Protests rocked Paris’ streets on July 12, a day after King Louis XVI removed his only non-noble minister - Jacques Necker, who was reform-minded.
Agitation continued on July 14 morning, when an enraged crowd broke into a military hospital and seized nearly 32,000 muskets and a few cannons from there before marching to the Bastille prison, where hundreds of barrels of gunpowder were stored.
After the storming of the Bastille, Bernard-René de Launay, the military governor, was taken prisoner. A bloodthirsty mob managed to lift him from the escort. He was killed and decapitated; his head was put on a pike and paraded through the streets of Paris.

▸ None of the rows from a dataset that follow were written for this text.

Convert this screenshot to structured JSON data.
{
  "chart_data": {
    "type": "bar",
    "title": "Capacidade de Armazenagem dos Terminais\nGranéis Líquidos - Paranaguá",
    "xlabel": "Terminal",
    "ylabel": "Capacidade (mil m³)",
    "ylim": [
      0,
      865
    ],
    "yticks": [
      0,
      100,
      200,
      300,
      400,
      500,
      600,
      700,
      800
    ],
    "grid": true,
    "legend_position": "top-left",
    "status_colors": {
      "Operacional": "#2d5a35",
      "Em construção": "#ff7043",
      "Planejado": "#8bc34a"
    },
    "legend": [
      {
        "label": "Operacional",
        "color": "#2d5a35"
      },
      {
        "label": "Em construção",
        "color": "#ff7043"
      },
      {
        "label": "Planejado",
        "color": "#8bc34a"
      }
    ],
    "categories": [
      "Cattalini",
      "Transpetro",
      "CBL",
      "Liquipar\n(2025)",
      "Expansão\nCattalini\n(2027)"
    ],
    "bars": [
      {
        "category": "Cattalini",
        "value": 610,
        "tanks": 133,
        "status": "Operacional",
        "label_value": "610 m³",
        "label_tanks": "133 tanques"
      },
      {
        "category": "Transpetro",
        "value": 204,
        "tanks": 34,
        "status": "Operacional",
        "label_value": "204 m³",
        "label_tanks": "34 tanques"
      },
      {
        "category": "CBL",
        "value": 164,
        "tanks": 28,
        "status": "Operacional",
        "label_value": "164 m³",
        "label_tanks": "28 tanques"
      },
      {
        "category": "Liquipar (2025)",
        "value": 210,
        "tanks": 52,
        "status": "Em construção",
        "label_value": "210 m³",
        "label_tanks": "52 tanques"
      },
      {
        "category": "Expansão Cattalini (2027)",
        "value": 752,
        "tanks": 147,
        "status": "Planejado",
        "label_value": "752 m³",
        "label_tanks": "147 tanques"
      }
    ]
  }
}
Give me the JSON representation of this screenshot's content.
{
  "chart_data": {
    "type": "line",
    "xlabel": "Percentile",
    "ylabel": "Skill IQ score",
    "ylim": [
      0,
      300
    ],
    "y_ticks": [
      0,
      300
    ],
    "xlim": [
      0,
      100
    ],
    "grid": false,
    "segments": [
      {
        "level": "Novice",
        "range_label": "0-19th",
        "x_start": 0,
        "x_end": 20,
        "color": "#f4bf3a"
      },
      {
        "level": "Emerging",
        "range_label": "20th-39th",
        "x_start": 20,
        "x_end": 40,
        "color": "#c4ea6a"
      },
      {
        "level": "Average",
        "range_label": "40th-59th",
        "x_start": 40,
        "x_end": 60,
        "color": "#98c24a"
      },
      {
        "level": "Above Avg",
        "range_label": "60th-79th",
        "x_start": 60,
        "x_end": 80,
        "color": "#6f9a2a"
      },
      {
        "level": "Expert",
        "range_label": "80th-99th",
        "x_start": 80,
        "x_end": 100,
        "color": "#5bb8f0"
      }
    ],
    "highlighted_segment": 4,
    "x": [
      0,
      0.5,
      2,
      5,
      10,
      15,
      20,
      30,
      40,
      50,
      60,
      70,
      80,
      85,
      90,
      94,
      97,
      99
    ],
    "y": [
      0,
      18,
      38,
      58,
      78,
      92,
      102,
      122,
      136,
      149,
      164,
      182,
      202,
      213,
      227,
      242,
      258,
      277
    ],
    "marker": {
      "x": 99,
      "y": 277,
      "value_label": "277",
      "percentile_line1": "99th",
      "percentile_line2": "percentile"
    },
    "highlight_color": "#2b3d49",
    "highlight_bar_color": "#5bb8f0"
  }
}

The revolutionaries who stormed the fortress prison expected they would find many inmates in there. However, there were just seven captives, and they were freed following the storming event.
The Bastille Prison, a symbol of callous tyranny of the ancien regime, was systematically demolished in the aftermath of the storming event.
As America's ambassador to France, Thomas Jefferson was in Paris when the initial chapters of the French Revolution were opening. Jefferson supported the revolution. He donated money to the kin of revolutionaries who died in the violent storming of the Bastille.